A key monoclonal antibody clinically shown to play an important role in fighting juvenile diabetes, anti-CD3 targets an antigen expressed on T lymphocytes, the cells of the immune system that are responsible for the destruction of islet cells of the pancreas, and could slow the progression of the disease in children and adolescents.
A phase I clinical study of the antibody, showed that patients with recent-onset juvenile diabetes appeared to experience improved metabolic control and reduced reliance on insulin up to two years following a single course of treatment with a specific type of the anti-CD3 monoclonal antibody. A phase II clinical trial is planned to commence soon and will evaluate a multi-course study of the drug in patients with new onset diabetes.
Dr Scott Koenig, president and CEO of MacroGenics, commented on the agreement: “This is an exciting opportunity for patients, and for MacroGenics, as it represents a critical step toward the development and commercialization of an important molecule that has been shown to slow the progression of juvenile diabetes in early clinical studies.”
Koenig added that MacroGenics would additionally define the dose and regimen of the drug in clinical trials to create a final candidate with the best product profile.
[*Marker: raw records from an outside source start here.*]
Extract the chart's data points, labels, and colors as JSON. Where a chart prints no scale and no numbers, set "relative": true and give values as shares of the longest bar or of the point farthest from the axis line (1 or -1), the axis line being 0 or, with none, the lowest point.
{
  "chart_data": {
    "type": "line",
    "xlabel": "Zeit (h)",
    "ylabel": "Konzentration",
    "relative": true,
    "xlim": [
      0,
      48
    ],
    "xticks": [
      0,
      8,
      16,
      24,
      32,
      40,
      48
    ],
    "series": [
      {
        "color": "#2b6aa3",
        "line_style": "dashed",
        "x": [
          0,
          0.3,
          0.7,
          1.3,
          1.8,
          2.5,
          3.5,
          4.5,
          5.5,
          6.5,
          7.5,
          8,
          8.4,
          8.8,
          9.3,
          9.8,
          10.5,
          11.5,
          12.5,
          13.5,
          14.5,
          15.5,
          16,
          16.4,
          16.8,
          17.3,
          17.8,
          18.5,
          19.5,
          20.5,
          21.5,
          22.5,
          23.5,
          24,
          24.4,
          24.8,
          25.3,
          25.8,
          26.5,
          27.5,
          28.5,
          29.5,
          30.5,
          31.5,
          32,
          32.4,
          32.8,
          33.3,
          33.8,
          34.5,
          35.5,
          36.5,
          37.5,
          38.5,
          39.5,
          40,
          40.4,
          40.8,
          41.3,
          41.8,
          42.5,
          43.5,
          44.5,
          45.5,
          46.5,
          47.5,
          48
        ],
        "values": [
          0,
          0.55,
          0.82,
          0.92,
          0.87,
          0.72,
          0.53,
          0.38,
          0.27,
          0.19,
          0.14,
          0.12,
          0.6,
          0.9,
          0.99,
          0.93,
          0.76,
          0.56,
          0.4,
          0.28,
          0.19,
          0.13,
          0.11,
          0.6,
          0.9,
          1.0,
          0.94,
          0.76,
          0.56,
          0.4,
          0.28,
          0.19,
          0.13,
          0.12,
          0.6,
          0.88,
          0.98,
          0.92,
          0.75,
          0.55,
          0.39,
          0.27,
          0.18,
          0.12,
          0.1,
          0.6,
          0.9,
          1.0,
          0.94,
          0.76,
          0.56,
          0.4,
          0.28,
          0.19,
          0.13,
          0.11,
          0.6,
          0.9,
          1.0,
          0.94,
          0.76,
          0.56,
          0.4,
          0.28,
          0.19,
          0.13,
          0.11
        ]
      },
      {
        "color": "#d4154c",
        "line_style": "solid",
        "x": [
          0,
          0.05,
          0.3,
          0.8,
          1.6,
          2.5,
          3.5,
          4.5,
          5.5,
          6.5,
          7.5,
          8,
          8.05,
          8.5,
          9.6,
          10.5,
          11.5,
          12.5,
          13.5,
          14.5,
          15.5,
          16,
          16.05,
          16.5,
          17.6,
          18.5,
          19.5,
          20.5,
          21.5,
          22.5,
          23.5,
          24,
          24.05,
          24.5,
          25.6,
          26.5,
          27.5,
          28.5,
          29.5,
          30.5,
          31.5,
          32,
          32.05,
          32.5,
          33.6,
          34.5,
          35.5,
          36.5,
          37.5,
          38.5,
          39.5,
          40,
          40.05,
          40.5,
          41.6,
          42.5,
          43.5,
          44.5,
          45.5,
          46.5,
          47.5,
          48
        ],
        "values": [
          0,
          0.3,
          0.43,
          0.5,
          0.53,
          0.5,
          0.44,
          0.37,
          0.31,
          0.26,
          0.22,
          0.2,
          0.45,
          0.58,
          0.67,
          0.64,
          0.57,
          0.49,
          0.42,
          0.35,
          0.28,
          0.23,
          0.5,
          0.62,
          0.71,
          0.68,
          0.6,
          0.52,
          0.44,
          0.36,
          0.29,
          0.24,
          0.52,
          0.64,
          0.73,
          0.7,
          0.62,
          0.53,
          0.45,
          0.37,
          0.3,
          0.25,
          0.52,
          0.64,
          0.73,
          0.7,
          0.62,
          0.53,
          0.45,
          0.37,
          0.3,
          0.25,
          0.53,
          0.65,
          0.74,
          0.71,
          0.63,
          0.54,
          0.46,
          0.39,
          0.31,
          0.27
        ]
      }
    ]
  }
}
The American Diabetes Association reports that approximately one in every 400 to 500 children and adolescents will develop type 1 diabetes. Diabetic patients are prone to a variety of complications, including heart disease, high blood pressure, blindness, and kidney disease. Accordingly, treatments that aim to slow the progression of the disease have the opportunity to substantially improve health and quality of life for these patients.